Hannah Lewis-Lopes BFA Photography Thesis Spring 2016

Copycat

This body of work, titled Copycat, questions the dynamics of looking and seeing that change with perspective. What you see is a series of performances that have been curated into an installation of eleven life-sized black and white photographs of different bodies performing an array of gestures that mimic those used in commercial images. By isolating these gestures from their context, I examine how they function to establish relationships between bodies, gender and power. I’ve combined masculine and feminine signifiers to create tension and contradictions within the images, as a means of implicating my viewers. The aim of the work is to encourage my audience to actively question what they are seeing, and why they are seeing it that way.

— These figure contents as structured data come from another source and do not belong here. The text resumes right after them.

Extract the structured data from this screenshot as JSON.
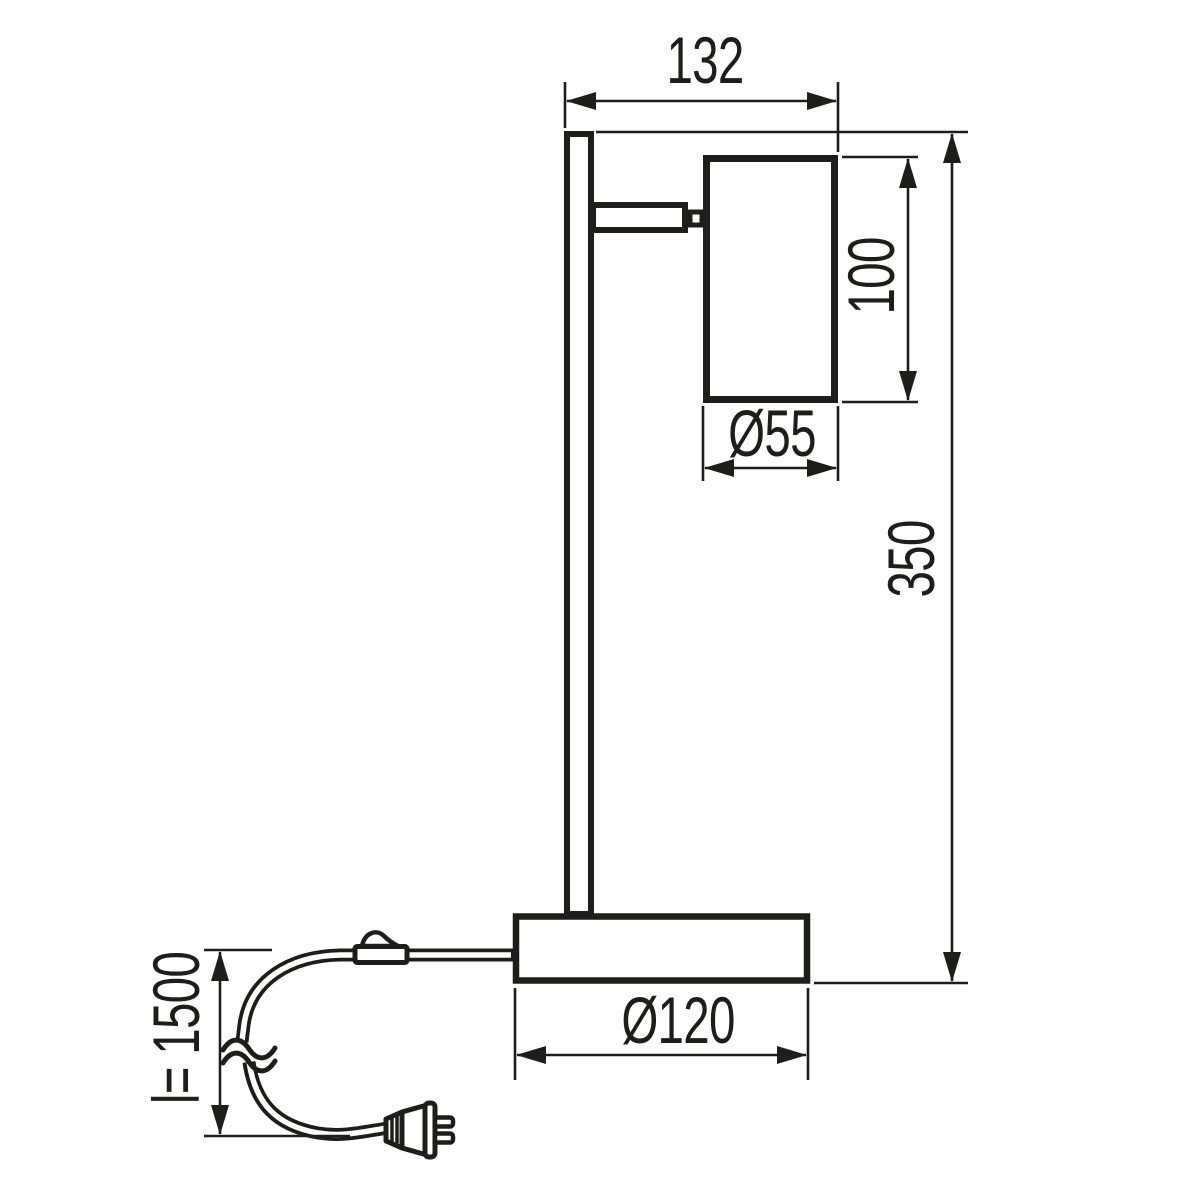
{
  "diagram": {
    "type": "technical-dimension-drawing",
    "subject": "table lamp side view with dimension annotations",
    "ink_color": "#1d1d1b",
    "background_color": "#ffffff",
    "dimensions": [
      {
        "id": "head_overhang_width",
        "label": "132",
        "orientation": "horizontal"
      },
      {
        "id": "shade_height",
        "label": "100",
        "orientation": "vertical"
      },
      {
        "id": "shade_diameter",
        "label": "Ø55",
        "orientation": "horizontal"
      },
      {
        "id": "total_height",
        "label": "350",
        "orientation": "vertical"
      },
      {
        "id": "base_diameter",
        "label": "Ø120",
        "orientation": "horizontal"
      },
      {
        "id": "cable_length",
        "label": "l= 1500",
        "orientation": "vertical"
      }
    ]
  }
}
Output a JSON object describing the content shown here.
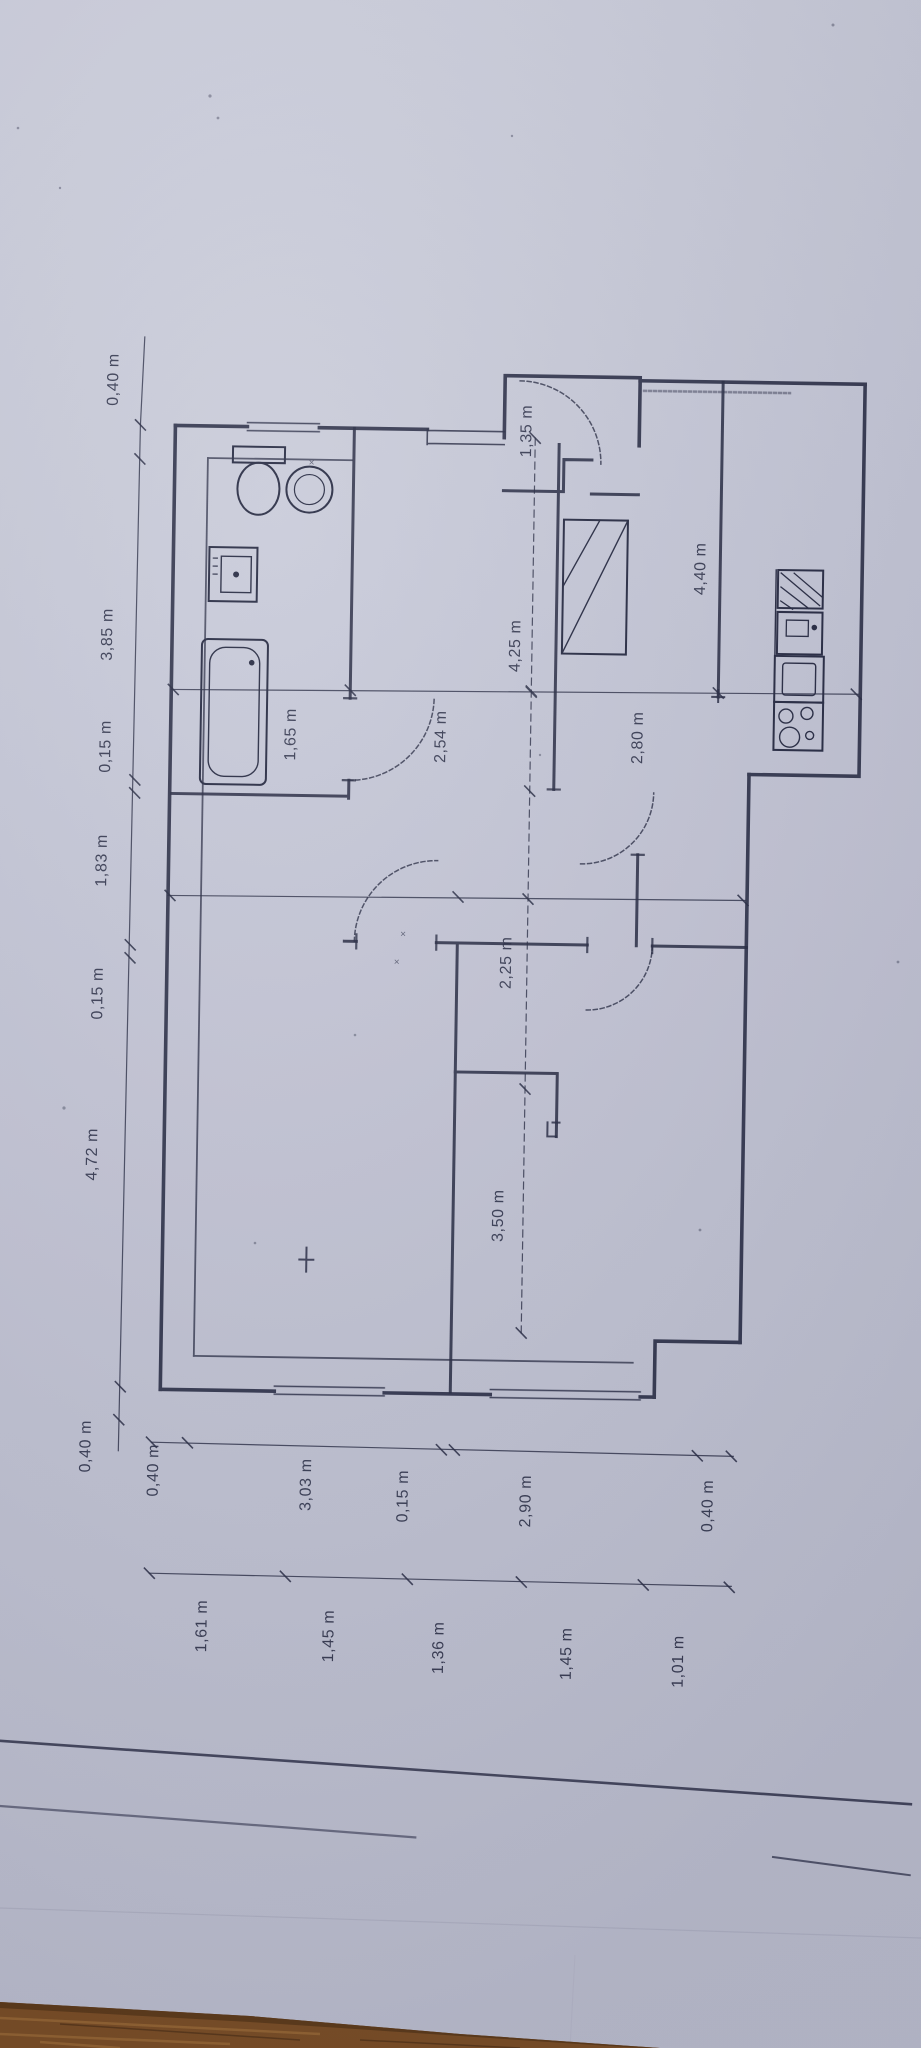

The photographs are printed life-size and installed from the ground up to activate an environment that encourages my viewers to engage with the images as if they were a mirror staring back at them. By keeping the variables of clothing, backdrop and cropping consistent in each image, I’ve created a typology, which acts to emphasize comparisons and relationships between, gender, gestures and the body. The images were printed on glossy paper to reference the polished quality of magazines. The choice of black and white, functions to distance the gestures from their context within the commercial language, and to emphasize the formal aspects of each pose. By standing in front of a body that is relative in scale to your own, I hope that comparisons will be made, provoking my viewers to question the different viewpoints of what they are seeing and to contemplate relationships between the photographs in the series. Ultimately, I aim to encourage consideration of how these images differ from mainstream representations of the body in fashion and advertising.